Pracownicy nie poddali się i nadal walczą z trzema wyżej wymienionymi korporacjami w sądzie i nie tylko. Domagają się przywrócenia do pracy, uszanowania ich prawa do strajku oraz odszkodowania za zbyt niskie pensje otrzymywane przez ostatnie lata, gdy firma nie przestrzegała płac wynikających z umowy zbiorowej. Właśnie w tej ostatniej sprawie jest już opinia sądu, że pracodawca zastosował stawki z nieodpowiedniego porozumienia zbiorowego. Fakt, że pracownicy postanowili walczyć o należne im pensje jest jedną z kluczowych przyczyn, dla których firmy ABB i EULEN poddali pracowników represjom i starały się ich pozbyć na różne sposoby.
W dniu 17 lutego, na prośbę związku CNT-AIT działającego w firmie EULEN, Międzynarodowe Stowarzyszenie Pracowników zorganizowało międzynarodowy dzień solidarności.

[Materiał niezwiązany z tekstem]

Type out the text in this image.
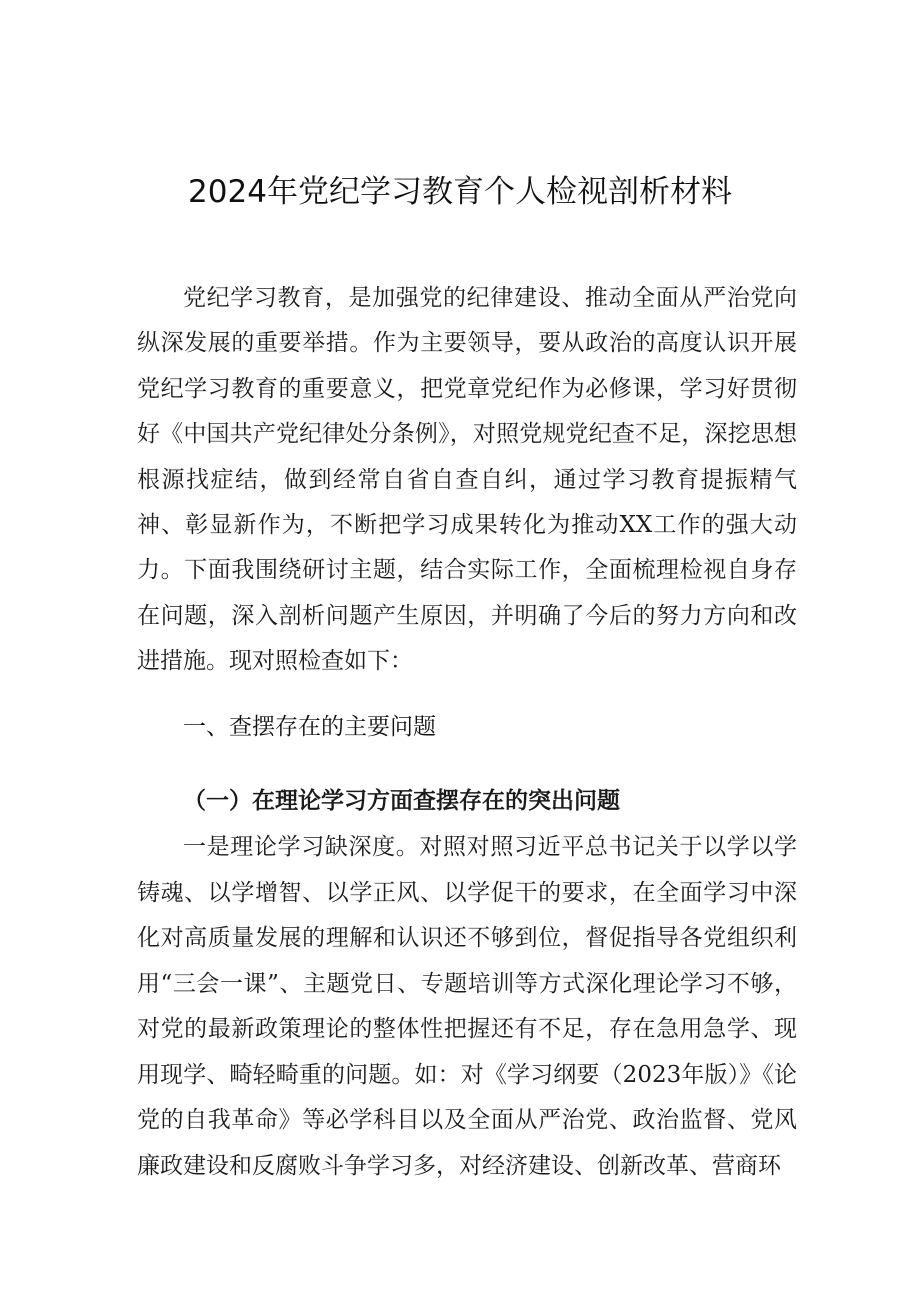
2024年党纪学习教育个人检视剖析材料

党纪学习教育，是加强党的纪律建设、推动全面从严治党向纵深发展的重要举措。作为主要领导，要从政治的高度认识开展党纪学习教育的重要意义，把党章党纪作为必修课，学习好贯彻好《中国共产党纪律处分条例》，对照党规党纪查不足，深挖思想根源找症结，做到经常自省自查自纠，通过学习教育提振精气神、彰显新作为，不断把学习成果转化为推动XX工作的强大动力。下面我围绕研讨主题，结合实际工作，全面梳理检视自身存在问题，深入剖析问题产生原因，并明确了今后的努力方向和改进措施。现对照检查如下：

一、查摆存在的主要问题
（一）在理论学习方面查摆存在的突出问题

一是理论学习缺深度。对照对照习近平总书记关于以学以学铸魂、以学增智、以学正风、以学促干的要求，在全面学习中深化对高质量发展的理解和认识还不够到位，督促指导各党组织利用“三会一课”、主题党日、专题培训等方式深化理论学习不够，对党的最新政策理论的整体性把握还有不足，存在急用急学、现用现学、畸轻畸重的问题。如：对《学习纲要（2023年版）》《论党的自我革命》等必学科目以及全面从严治党、政治监督、党风廉政建设和反腐败斗争学习多，对经济建设、创新改革、营商环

Pikiety i inne akcje odbyły się między innymi w Warszawie, Moskwie, Berlinie, Halle, Amsterdamie, Ghent, Caen, Oslo, Hamburgu oraz w rozlicznych miastach Hiszpanii. W Valladolid, doszło do okupacji biura Adecco przez ok. 40 aktywistów z CNT.

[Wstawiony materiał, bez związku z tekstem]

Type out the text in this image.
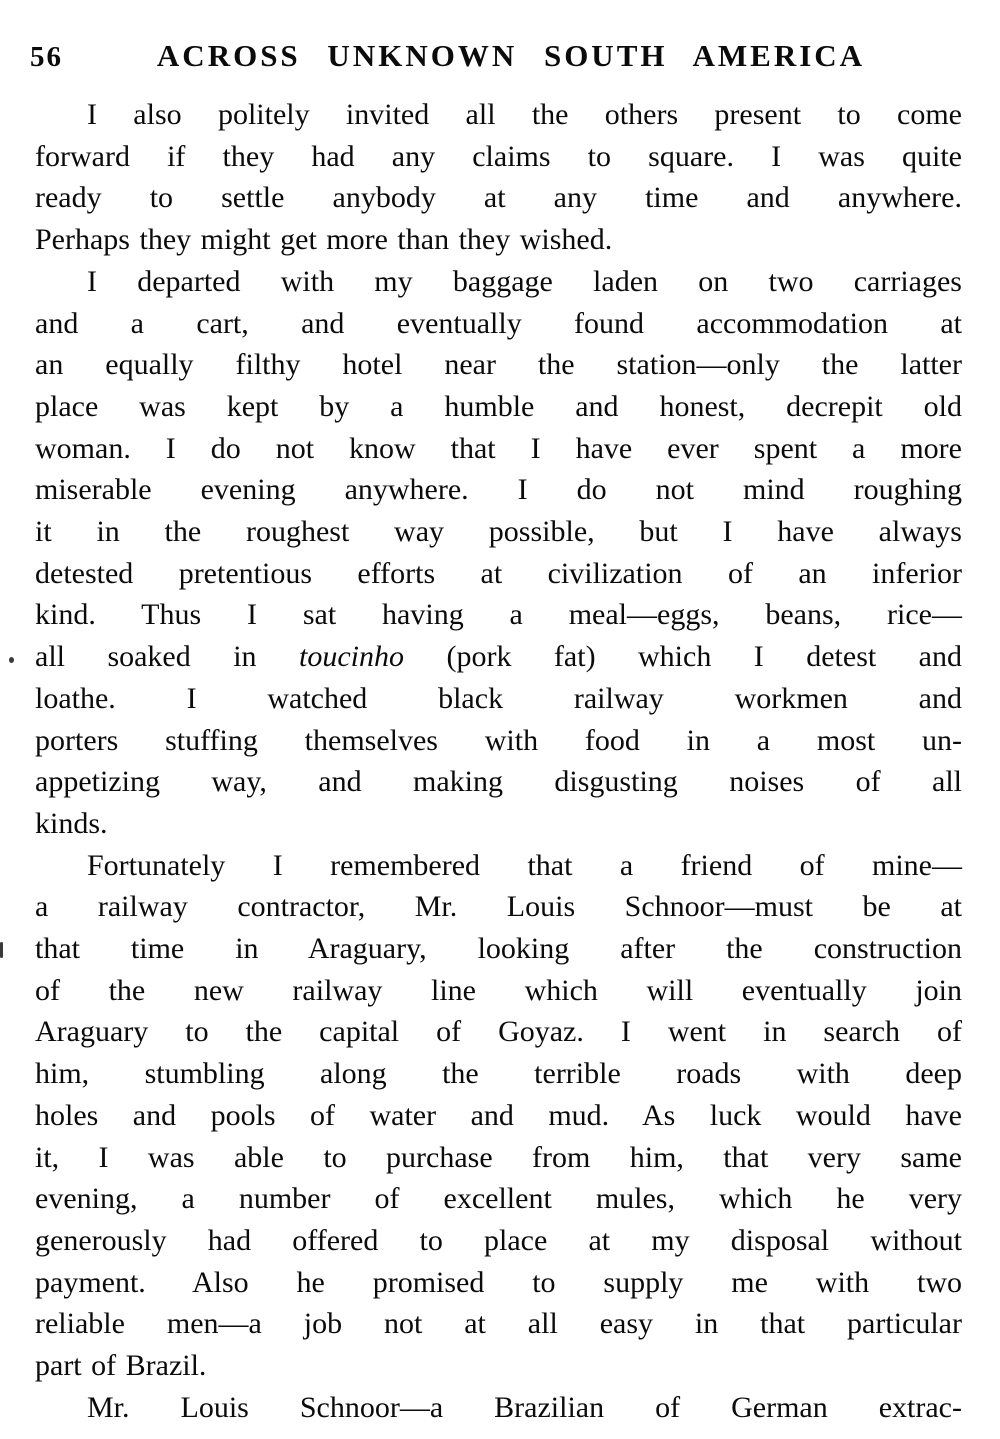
56	ACROSS UNKNOWN SOUTH AMERICA
I also politely invited all the others present to come
forward if they had any claims to square. I was quite
ready to settle anybody at any time and anywhere.
Perhaps they might get more than they wished.
I departed with my baggage laden on two carriages
and a cart, and eventually found accommodation at
an equally filthy hotel near the station—only the latter
place was kept by a humble and honest, decrepit old
woman. I do not know that I have ever spent a more
miserable evening anywhere. I do not mind roughing
it in the roughest way possible, but I have always
detested pretentious efforts at civilization of an inferior
kind. Thus I sat having a meal—eggs, beans, rice—
all soaked in toucinho (pork fat) which I detest and
loathe. I watched black railway workmen and
porters stuffing themselves with food in a most un-
appetizing way, and making disgusting noises of all
kinds.
Fortunately I remembered that a friend of mine—
a railway contractor, Mr. Louis Schnoor—must be at
that time in Araguary, looking after the construction
of the new railway line which will eventually join
Araguary to the capital of Goyaz. I went in search of
him, stumbling along the terrible roads with deep
holes and pools of water and mud. As luck would have
it, I was able to purchase from him, that very same
evening, a number of excellent mules, which he very
generously had offered to place at my disposal without
payment. Also he promised to supply me with two
reliable men—a job not at all easy in that particular
part of Brazil.
Mr. Louis Schnoor—a Brazilian of German extrac-
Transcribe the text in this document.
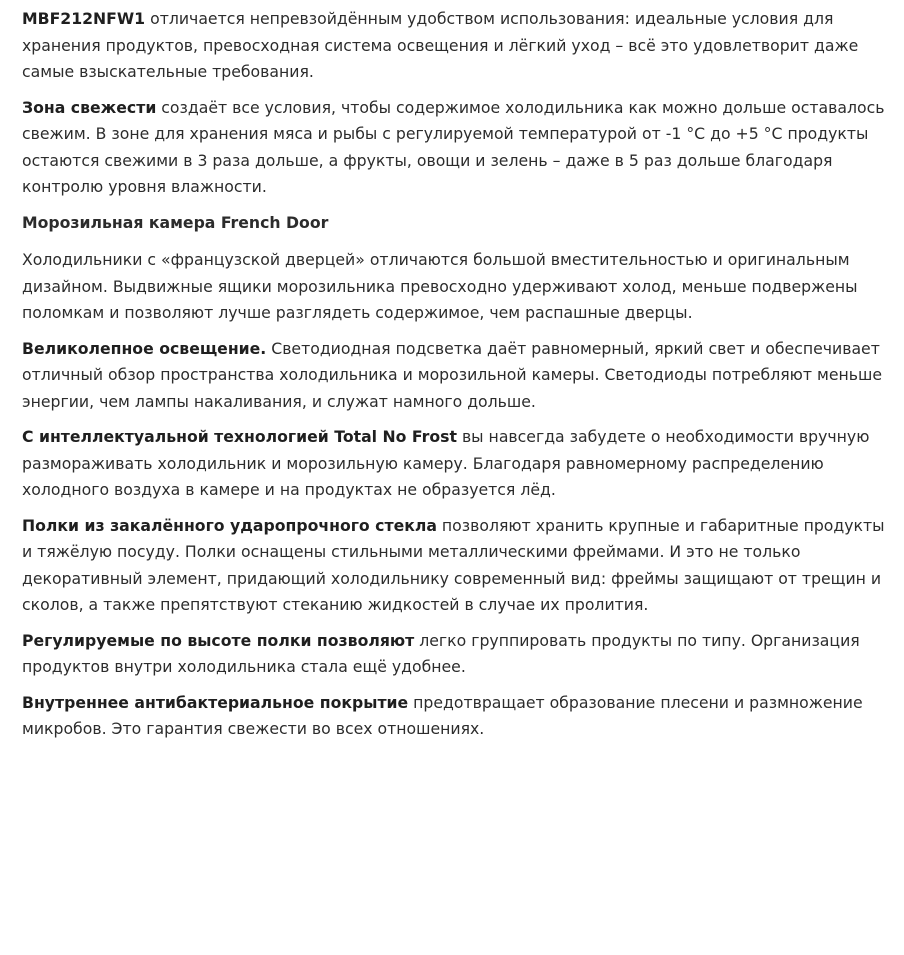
MBF212NFW1 отличается непревзойдённым удобством использования: идеальные условия для хранения продуктов, превосходная система освещения и лёгкий уход – всё это удовлетворит даже самые взыскательные требования.

Зона свежести создаёт все условия, чтобы содержимое холодильника как можно дольше оставалось свежим. В зоне для хранения мяса и рыбы с регулируемой температурой от -1 °С до +5 °С продукты остаются свежими в 3 раза дольше, а фрукты, овощи и зелень – даже в 5 раз дольше благодаря контролю уровня влажности.

Морозильная камера French Door

Холодильники с «французской дверцей» отличаются большой вместительностью и оригинальным дизайном. Выдвижные ящики морозильника превосходно удерживают холод, меньше подвержены поломкам и позволяют лучше разглядеть содержимое, чем распашные дверцы.

Великолепное освещение. Светодиодная подсветка даёт равномерный, яркий свет и обеспечивает отличный обзор пространства холодильника и морозильной камеры. Светодиоды потребляют меньше энергии, чем лампы накаливания, и служат намного дольше.

С интеллектуальной технологией Total No Frost вы навсегда забудете о необходимости вручную размораживать холодильник и морозильную камеру. Благодаря равномерному распределению холодного воздуха в камере и на продуктах не образуется лёд.

Полки из закалённого ударопрочного стекла позволяют хранить крупные и габаритные продукты и тяжёлую посуду. Полки оснащены стильными металлическими фреймами. И это не только декоративный элемент, придающий холодильнику современный вид: фреймы защищают от трещин и сколов, а также препятствуют стеканию жидкостей в случае их пролития.

Регулируемые по высоте полки позволяют легко группировать продукты по типу. Организация продуктов внутри холодильника стала ещё удобнее.

Внутреннее антибактериальное покрытие предотвращает образование плесени и размножение микробов. Это гарантия свежести во всех отношениях.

Ale protesty trwają cały czas i przed samym dniem akcji, już odbyło się wiele akcji w Hiszpanii i w innych krajach. W ostatnich dniach stycznia i na początku lutego, nasi koledzy z Solidarity Federation zorganizowali serię akcji w całej Wielkiej Brytanii. W tym samym czasie, odbyły się akcje w różnych miastach na Słowacji organizowane przez Priama Akcię, a także w Polsce, gdzie miały miejsce 4 protesty w Warszawie zorganizowane przez Związek Syndykalistów Polski. Nasi koledzy, razem z innymi anarchistami, pikietowali w Gliwicach, Sosnowcu oraz w Katowicach. Międzynarodowe akcje także odbyły się we Francji, Argentynie, w Chile oraz w Niemczech. W samej Hiszpanii odbywają się regularne pikiety, a w samej Kordobie, gdzie znajduje się fabryka, odbyły się dwie duże demonstracje, liczące nawet do 500 osób. Międzynarodowe Stowarzyszenie Pracowników także wspierało strajkujących finansowo i CNT cały czas zbiera datki na fundusz strajkowy.
Wszyscy życzymy naszym kolegom z Hiszpanii zwycięstwa w walce z dużymi międzynarodowymi korporacjami. To niezwykle ważne, że pokazali, że pracownicy nie będą bez końca tolerować takiego wyzysku. Ich zwycięstwo będzie inspiracją dla wszystkich pracowników zatrudnionych na całym świecie na podobnych zasadach.